Cerrar un negocio no es una decisión que tomaría cualquiera. Pero Daniel Abruñedo, propietario del restaurante El Cotarro, no dudó cuando vio la tragedia de Valencia. Desde Oleiros, le movió la empatía: “Nos puede pasar a cualquiera. Simplemente fue lo que te pide el cuerpo. Y está en tus manos que, a unas horas cruzando un país, puedas ayudar a gente que de verdad lo necesita”.
Una conversación fue el inicio de todo: “Si nosotros nos podemos permitir cerrar unos días y simplemente perder facturación, no vamos a cambiar nada de nuestra vida y, sin embargo, sí podemos cambiar la vida de otra gente”. Con esa reflexión, cinco amigos y empleados de El Cotarro emprendieron un viaje de cuatro intensos días.
Partieron el martes 5 de madrugada, nada más terminar el turno, pero se equiparon antes de salir. Clientes, allegados e incluso personas que no conocían también se acercaron al local con bolsas llenas de ayuda para los afectados. “Nosotros miramos lo que hacía falta y llevamos rastrillos, palas y botas de más para dar a la gente de allí. Y el último día, todo lo que nosotros usábamos se lo dimos”, cuenta el dueño del restaurante de Santa Cruz.

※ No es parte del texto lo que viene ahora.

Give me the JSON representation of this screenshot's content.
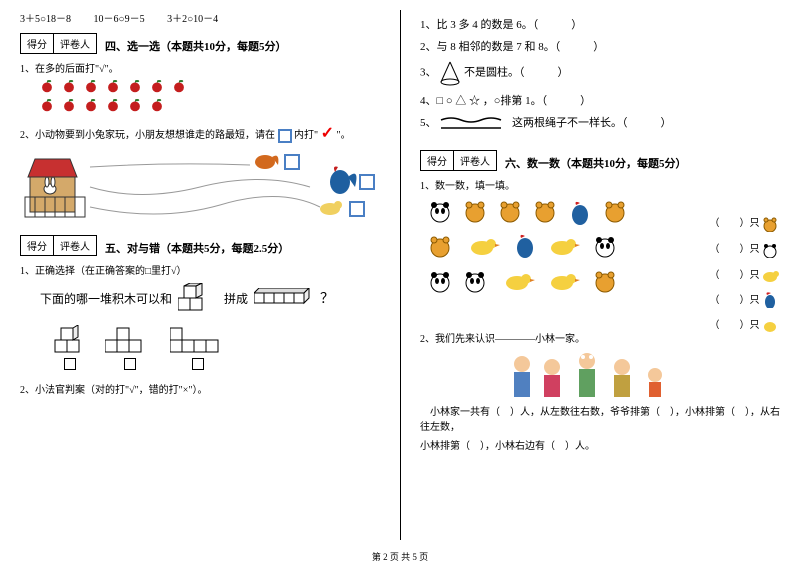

En Valencia, lo que llevaban lo repartieron ellos mismos. “Nosotros cargábamos cada día un poco y simplemente andando por la calle ya veíamos a una abuela con su nieto o a una madre con su hijo y le dábamos algunos juguetes. Si veíamos que era gente mayor, le dábamos mascarillas, si iban con un carrito, pañales o alimentos... Lo que fuese”, explica.
En la zona de la catástrofe, recorrieron varios pueblos, orientados por unos amigos bomberos que ya trabajaban allí. “Lo que más impactaba era ver la ciudad. Para mí es, hablando mal, exactamente igual que un ataque nuclear. A nivel suelo, todo estaba destrozado”, asegura.
Su labor allí fue muy física y, aunque al principio iban un poco perdidos, cuenta que la gente de allí también les guiaba. “Al final das la vuelta a la manzana, preguntas y ya la gente del pueblo te dice. De toda la gente que nos hemos cruzado, el 90% estaba ayudando porque sí. Y eso es lo que tanto hace falta. Nadie fue allí a buscar nada a cambio”, afirma.
Pero quizás lo que más le llegó fue ver a las personas de allí y le sorprendió la entereza que demostraban: “Nosotros trabajamos mano a mano con el dueño de un garaje que lleva ocho días currando. Una persona que sigue entera, viendo todo lo que ha perdido...”, lamenta Abruñedo.
La generosidad del pueblo también se convirtió en anécdota. Cuando llegaron, muchos alojamientos estaban completos y encontraron una casa rural para dormir unas horas. Al irse, la dueña no les quiso cobrar: “Nos dijo que como ella no podía ir a ayudar, ayudaría a quien iba”.
Abruñedo aprovechó para hacer un llamamiento de ayuda: “Hace falta más, en unos meses eso no está bien”. Y si una lección le deja esta experiencia es que “polvo somos y polvo seremos. Hay que darse cuenta de que hay valorar lo poco que tengas porque cualquier día te lo llevan”.